水曜日

第400話 翡翠の女神の初ライブ!

「おかしくない?」


『はい』


 ミオンにニッコリそう返される。

 まあ、アバター衣装が着崩れたりはしないんだろうけど、気持ち的な問題というか、いまいち落ち着かない。


 今いるのはミオンのスタジオ。

 今日のライブはヤタ先生の提案もあって、俺とミオンがスタジオにいる状態からスタートになった。

 まず最初に『公式の翡翠の女神に任命された件』について軽く雑談してから、俺がIROに行って飯テロして終わりでいいんじゃないかっていう。

 確かにミオンの方に質問が集中するだろうし、その時に俺がIROでボーッと待ってるよりは、隣にいたほうがいいよなと。


「ショウ君の方が緊張してますねー」


 カメラの後ろ、スタジオの端からヤタ先生の呑気な声が。

 そうは言われても、直接映るのって初めてだし……


「ミオンは翡翠の女神の服装じゃなくていいんですか?」


「公式PVの再生数が落ち着くまではー、こちらは控えめの方が喜ばれるかとー」


「ああ、確かに」


 せめて2週間ぐらいは置いたほうがいいのかな。

 特別な時にだけってぐらいでもいいのかも。


「開始まであと10分ですがー、もう1万人ぐらい待機してますねー」


「うわあ……」


 やべえ。心臓がバクバクしてきたんだけど……バーチャルだから気持ち的な意味で。

 ちょっと他のことを、IROのことを考えよう。


「あー、昼は結局、鍛治ばっかりになっちゃったね」


『釘もたくさん作ったと思うんですけど、いつの間にか使い切っちゃってたんですね』


「そうなんだよな。
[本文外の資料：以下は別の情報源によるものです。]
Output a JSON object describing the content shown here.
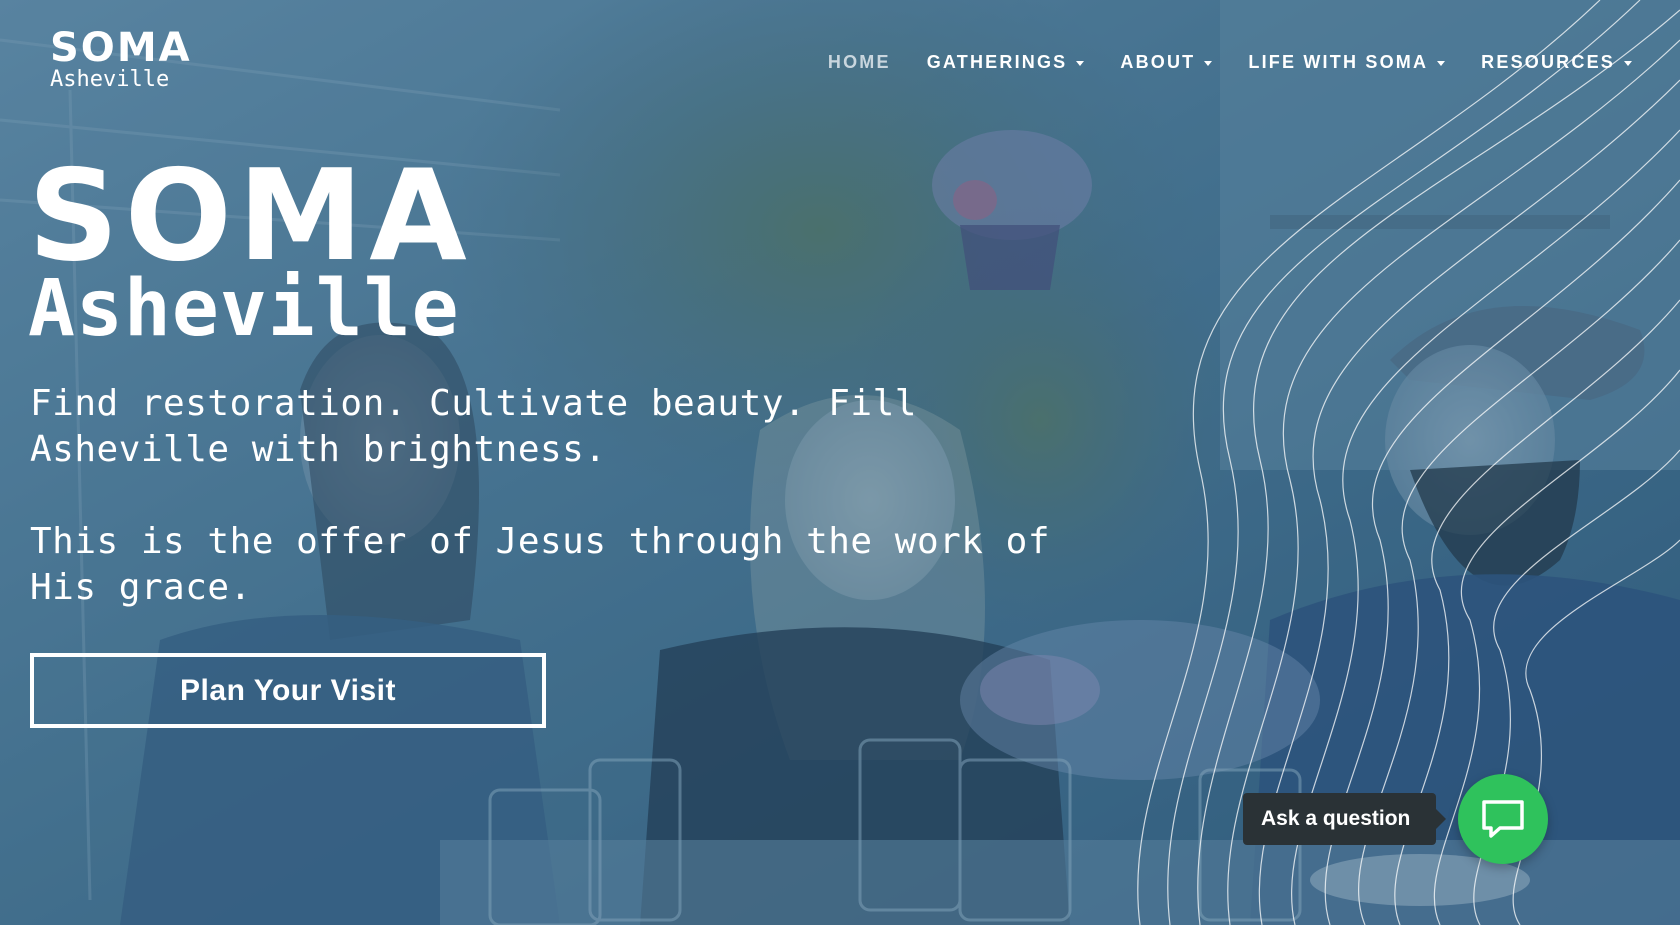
{
  "logo": {
    "mark": "SOMA",
    "city": "Asheville"
  },
  "nav": {
    "items": [
      {
        "label": "HOME",
        "active": true,
        "dropdown": false
      },
      {
        "label": "GATHERINGS",
        "active": false,
        "dropdown": true
      },
      {
        "label": "ABOUT",
        "active": false,
        "dropdown": true
      },
      {
        "label": "LIFE WITH SOMA",
        "active": false,
        "dropdown": true
      },
      {
        "label": "RESOURCES",
        "active": false,
        "dropdown": true
      }
    ]
  },
  "hero": {
    "title": "SOMA",
    "subtitle": "Asheville",
    "tagline_1": "Find restoration. Cultivate beauty. Fill Asheville with brightness.",
    "tagline_2": "This is the offer of Jesus through the work of His grace.",
    "cta_label": "Plan Your Visit"
  },
  "chat": {
    "label": "Ask a question",
    "icon": "chat-bubble-icon",
    "color": "#2fc25c"
  },
  "colors": {
    "overlay": "#3f6d8a",
    "text": "#ffffff"
  }
}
作りすぎたかなって思ってたぐらいだったのに」


 床板の張り替えの続きをやろうとしたら、手持ちの釘がなくなりかけてて、慌てて増産する羽目になった。

 一枚張り替えるのに4本ずつ使ってれば、そりゃあっという間になくなるよなと。屋敷もかなり広いし。


「まあ、自作複製のアーツのおかげで随分楽に増やせたけどね」


『すごかったです!』


 工芸(鍛治)のアーツ、自作複製を使って、大中小の釘を作っては複製し、クールタイム中にまた作ってを繰り返して、かなりの量を用意することができた。

 俺だけじゃなくて、パーンたちも使うだろうしってことで、そのほかのL字金具とか蝶番とかも。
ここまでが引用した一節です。